C. Professional Review Committee. A Professional Review Committee consisting of at least three (3) members, one of whom must be a director, shall be appointed by the Executive Committee and approved by the Board of Directors. It shall review and mediate in accordance with the guidelines as outlined in the Policy Manual and the Procedure Manual.
D. Chapter Review Committee. A Chapter Review Committee consisting of at least three (3) members, one of whom must be a director, shall be appointed by the Executive Committee and approved by the Board. The chair of this committee will be the Chapter Liaison, appointed by the Executive Committee and approved by the Board of Directors. This committee shall review the bylaws of chapters applying for charters and make recommendations to the Board regarding approval.
E. Publications Advisory Committee. A Publications Advisory Committee consisting of at least three (3) members, one of whom must be a director, will be appointed by the Executive Committee and approved by the Board of Directors. The committee is to make recommendations to ensure that printed materials and electronic materials best represent the standards and policies of the organization, as stated in the bylaws.

ARTICLE XI. DISCIPLINARY PROCEDURE


The Association shall have the power to withdraw the membership of any member for a serious violation of the Association's Code, or for conduct prejudicial to the best interests of the Association, provided that any member so charged has had the opportunity to defend himself before the Executive Committee. Written charges with specifications must be filed with the Executive Director. Should the charges be sustained, the Executive Committee may by a majority vote expel the defendant from membership in the Association from one to five years. An appeal may be made to the Board of Directors. A majority vote of the Board of Directors is needed to confirm the Executive Committee's action.

ARTICLE XII. PARLIAMENTARY AUTHORITY


Section 1. The rules contained in the current edition of Robert's Rules of Order Newly Revised shall govern the proceedings of APG in all cases to which they are applicable and in which they are not inconsistent with these bylaws and any special rules of order that APG may adopt.
Section 2. The parliamentary authority of APG shall be adopted by each chapter.

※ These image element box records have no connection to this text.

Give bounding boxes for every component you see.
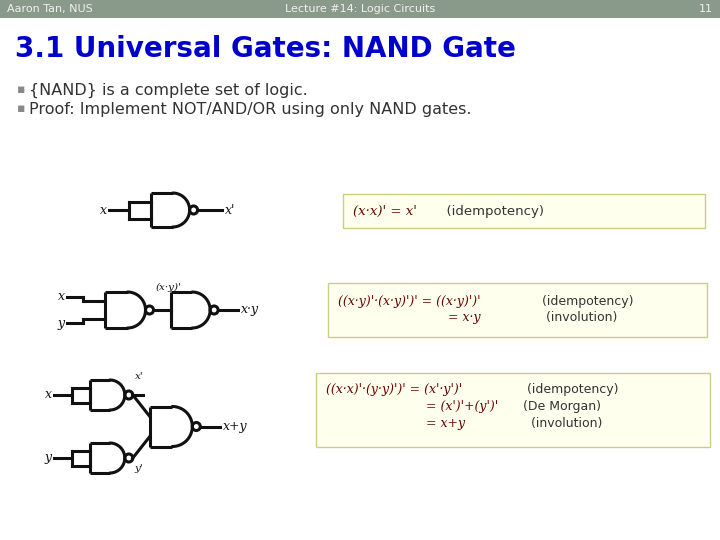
- Text: x: x: [45, 388, 52, 402]
- Text: (idempotency): (idempotency): [534, 295, 634, 308]
- Text: ((x·x)'·(y·y)')' = (x'·y')': ((x·x)'·(y·y)')' = (x'·y')': [326, 383, 462, 396]
- Text: 3.1 Universal Gates: NAND Gate: 3.1 Universal Gates: NAND Gate: [15, 35, 516, 63]
- Text: y': y': [135, 464, 143, 473]
- Text: Proof: Implement NOT/AND/OR using only NAND gates.: Proof: Implement NOT/AND/OR using only N…: [29, 102, 472, 117]
- Text: x·y: x·y: [241, 303, 259, 316]
- Text: (x·y)': (x·y)': [156, 283, 181, 292]
- Text: x: x: [58, 291, 65, 303]
- Text: (idempotency): (idempotency): [438, 205, 544, 218]
- Text: (involution): (involution): [519, 417, 603, 430]
- Text: (idempotency): (idempotency): [519, 383, 618, 396]
- Text: x: x: [100, 204, 107, 217]
- Text: = x+y: = x+y: [426, 417, 465, 430]
- Text: ▪: ▪: [17, 102, 25, 115]
- Circle shape: [189, 206, 197, 214]
- Text: (De Morgan): (De Morgan): [519, 400, 601, 413]
- Circle shape: [125, 391, 132, 399]
- Circle shape: [125, 454, 132, 462]
- Text: = x·y: = x·y: [448, 311, 481, 324]
- Text: y: y: [58, 316, 65, 329]
- Text: x+y: x+y: [223, 420, 248, 433]
- Circle shape: [192, 422, 200, 430]
- Circle shape: [145, 306, 153, 314]
- Text: Aaron Tan, NUS: Aaron Tan, NUS: [7, 4, 93, 14]
- Text: 11: 11: [699, 4, 713, 14]
- Text: x': x': [225, 204, 235, 217]
- Text: x': x': [135, 372, 143, 381]
- Text: (involution): (involution): [534, 311, 617, 324]
- FancyBboxPatch shape: [343, 194, 705, 228]
- Text: Lecture #14: Logic Circuits: Lecture #14: Logic Circuits: [285, 4, 435, 14]
- Circle shape: [210, 306, 218, 314]
- Text: = (x')'+(y')': = (x')'+(y')': [426, 400, 498, 413]
- Text: (x·x)' = x': (x·x)' = x': [353, 205, 417, 218]
- Text: {NAND} is a complete set of logic.: {NAND} is a complete set of logic.: [29, 83, 307, 98]
- FancyBboxPatch shape: [316, 373, 710, 447]
- FancyBboxPatch shape: [328, 283, 707, 337]
- Text: ▪: ▪: [17, 83, 25, 96]
- Bar: [0, 0, 720, 18]
- Text: y: y: [45, 451, 52, 464]
- Text: ((x·y)'·(x·y)')' = ((x·y)')': ((x·y)'·(x·y)')' = ((x·y)')': [338, 295, 480, 308]
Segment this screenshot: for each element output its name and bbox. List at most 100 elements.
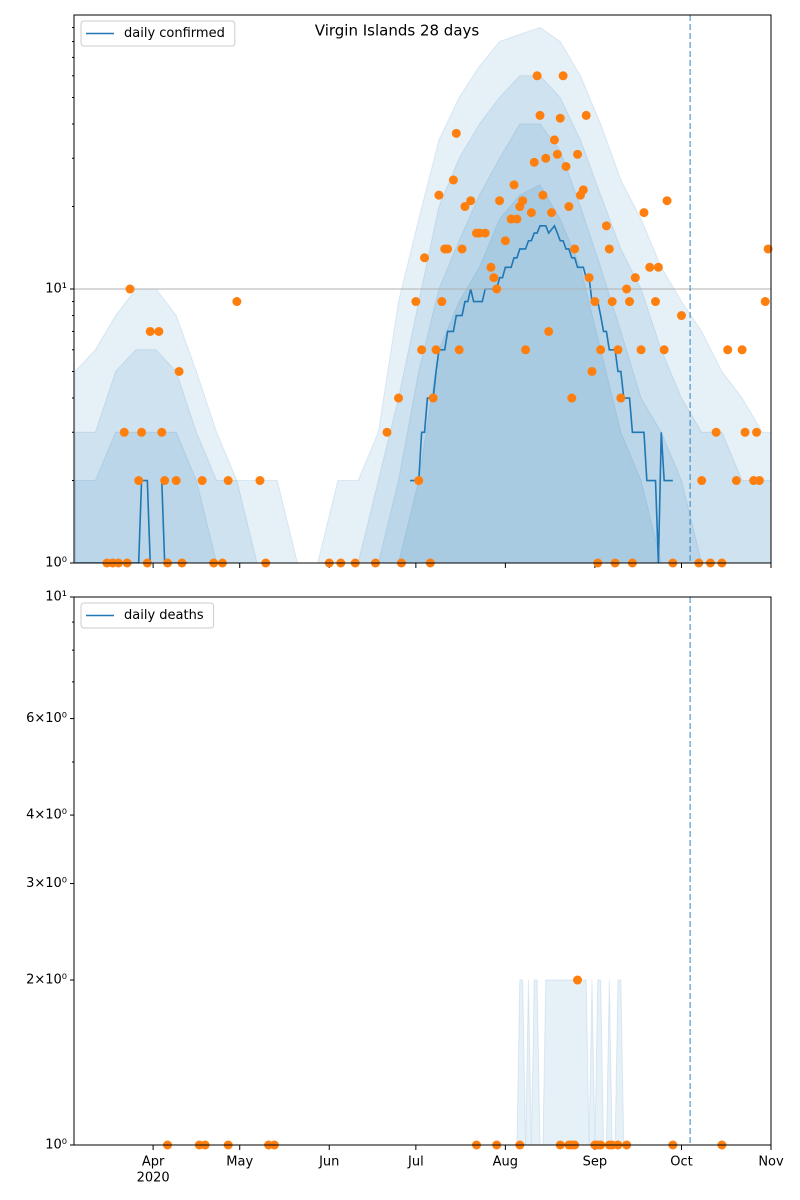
data-point [676, 311, 686, 321]
data-point [451, 128, 461, 138]
x-tick-label: Aug [493, 1155, 518, 1170]
data-point [197, 476, 207, 486]
data-point [171, 476, 181, 486]
x-tick-label: Jun [318, 1155, 339, 1170]
x-tick-label: Oct [670, 1155, 692, 1170]
data-point [604, 244, 614, 254]
data-point [653, 262, 663, 272]
data-point [521, 345, 531, 355]
y-tick-label: 3×10⁰ [26, 876, 67, 891]
data-point [255, 476, 265, 486]
data-point [420, 253, 430, 263]
data-point [561, 161, 571, 171]
data-point [731, 476, 741, 486]
data-point [154, 326, 164, 336]
data-point [145, 326, 155, 336]
data-point [137, 427, 147, 437]
data-point [382, 427, 392, 437]
data-point [552, 149, 562, 159]
data-point [431, 345, 441, 355]
data-point [697, 476, 707, 486]
data-point [417, 345, 427, 355]
data-point [448, 175, 458, 185]
y-tick-label: 2×10⁰ [26, 973, 67, 988]
data-point [532, 71, 542, 81]
data-point [639, 208, 649, 218]
data-point [659, 345, 669, 355]
data-point [454, 345, 464, 355]
data-point [134, 476, 144, 486]
data-point [394, 393, 404, 403]
data-point [500, 236, 510, 246]
data-point [529, 157, 539, 167]
data-point [232, 297, 242, 307]
data-point [535, 110, 545, 120]
data-point [662, 196, 672, 206]
data-point [492, 284, 502, 294]
data-point [581, 110, 591, 120]
data-point [223, 476, 233, 486]
data-point [526, 208, 536, 218]
legend-label: daily confirmed [124, 26, 225, 41]
data-point [549, 135, 559, 145]
x-tick-label: Nov [758, 1155, 784, 1170]
x-tick-label: Sep [583, 1155, 608, 1170]
data-point [625, 297, 635, 307]
y-tick-label: 10¹ [45, 282, 67, 297]
x-tick-label: Jul [407, 1155, 424, 1170]
data-point [587, 366, 597, 376]
data-point [752, 427, 762, 437]
data-point [645, 262, 655, 272]
data-point [437, 297, 447, 307]
data-point [760, 297, 770, 307]
data-point [596, 345, 606, 355]
data-point [538, 190, 548, 200]
data-point [763, 244, 773, 254]
data-point [711, 427, 721, 437]
legend-box [80, 20, 236, 47]
y-tick-label: 4×10⁰ [26, 808, 67, 823]
x-year-label: 2020 [137, 1171, 170, 1186]
x-tick-label: Apr [142, 1155, 165, 1170]
data-point [723, 345, 733, 355]
y-tick-label: 10¹ [45, 590, 67, 605]
data-point [573, 149, 583, 159]
data-point [486, 262, 496, 272]
data-point [636, 345, 646, 355]
data-point [466, 196, 476, 206]
plot-area [516, 979, 625, 1145]
confidence-band [74, 123, 771, 563]
data-point [622, 284, 632, 294]
data-point [547, 208, 557, 218]
data-point [558, 71, 568, 81]
data-point [573, 975, 583, 985]
data-point [512, 214, 522, 224]
data-point [754, 476, 764, 486]
legend-box [80, 602, 215, 629]
data-point [428, 393, 438, 403]
data-point [737, 345, 747, 355]
plot-area [74, 26, 771, 563]
data-point [460, 202, 470, 212]
data-point [541, 153, 551, 163]
data-point [590, 297, 600, 307]
confidence-band [74, 26, 771, 563]
y-tick-label: 10⁰ [45, 556, 67, 571]
data-point [434, 190, 444, 200]
data-point [119, 427, 129, 437]
data-point [570, 244, 580, 254]
data-point [584, 273, 594, 283]
axes-frame [73, 596, 772, 1146]
confidence-band [74, 75, 771, 563]
data-point [495, 196, 505, 206]
legend-label: daily deaths [124, 608, 204, 623]
data-point [630, 273, 640, 283]
data-point [414, 476, 424, 486]
data-point [616, 393, 626, 403]
chart-title: Virgin Islands 28 days [315, 22, 480, 40]
data-point [567, 393, 577, 403]
data-point [443, 244, 453, 254]
y-tick-label: 10⁰ [45, 1138, 67, 1153]
data-point [489, 273, 499, 283]
data-point [125, 284, 135, 294]
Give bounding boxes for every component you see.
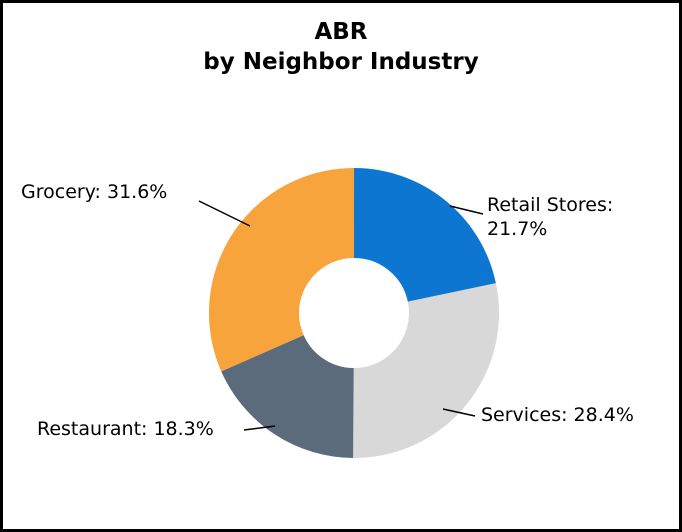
slice-services: [209, 168, 499, 458]
donut-slices: [209, 168, 499, 458]
leader-line-grocery: [198, 200, 251, 227]
donut-chart: [198, 168, 499, 458]
callout-label-grocery: Grocery: 31.6%: [21, 181, 168, 203]
callout-label-restaurant: Restaurant: 18.3%: [37, 418, 214, 440]
callout-label-retail-stores: Retail Stores: 21.7%: [487, 194, 614, 240]
leader-line-services: [442, 408, 476, 417]
chart-title: ABR by Neighbor Industry: [203, 19, 479, 75]
leader-line-restaurant: [243, 425, 276, 431]
leader-line-retail-stores: [449, 205, 484, 215]
slice-restaurant: [209, 168, 499, 458]
callout-label-services: Services: 28.4%: [481, 404, 634, 426]
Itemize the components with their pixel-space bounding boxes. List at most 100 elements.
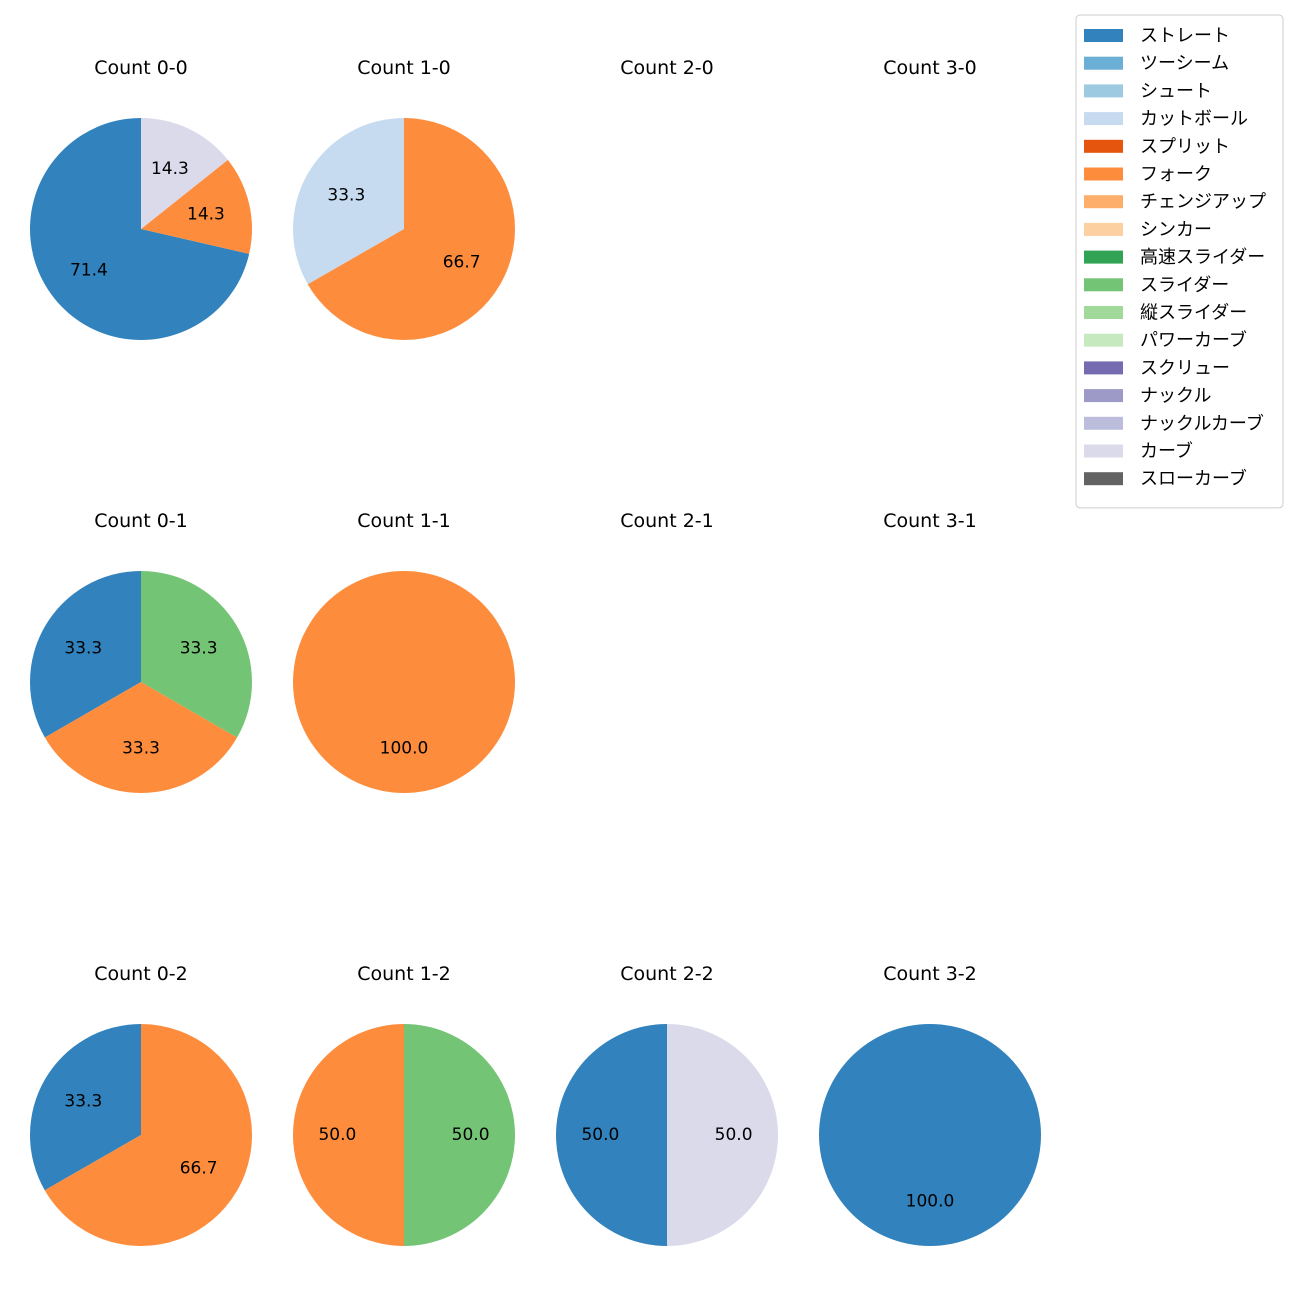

ARTICLE XIII. AMENDMENT OF BYLAWS


Two-thirds (2/3) of the Board of Trustees or thirty (30) members of the Association in good standing, may submit proposed amendments to the Association. The vote shall be taken by ballot mailed to all members of the Association in good standing. An amendment shall be adopted by a two-thirds (2/3) vote of those voting.

ARTICLE XIV. DISSOLUTION


In the event of dissolution, all assets shall be assigned by the Board of Directors to qualifying nonprofit organizations in accordance with Section 501(c)(6) of the Internal Revenue Code. No assets shall inure to the benefit of individual members.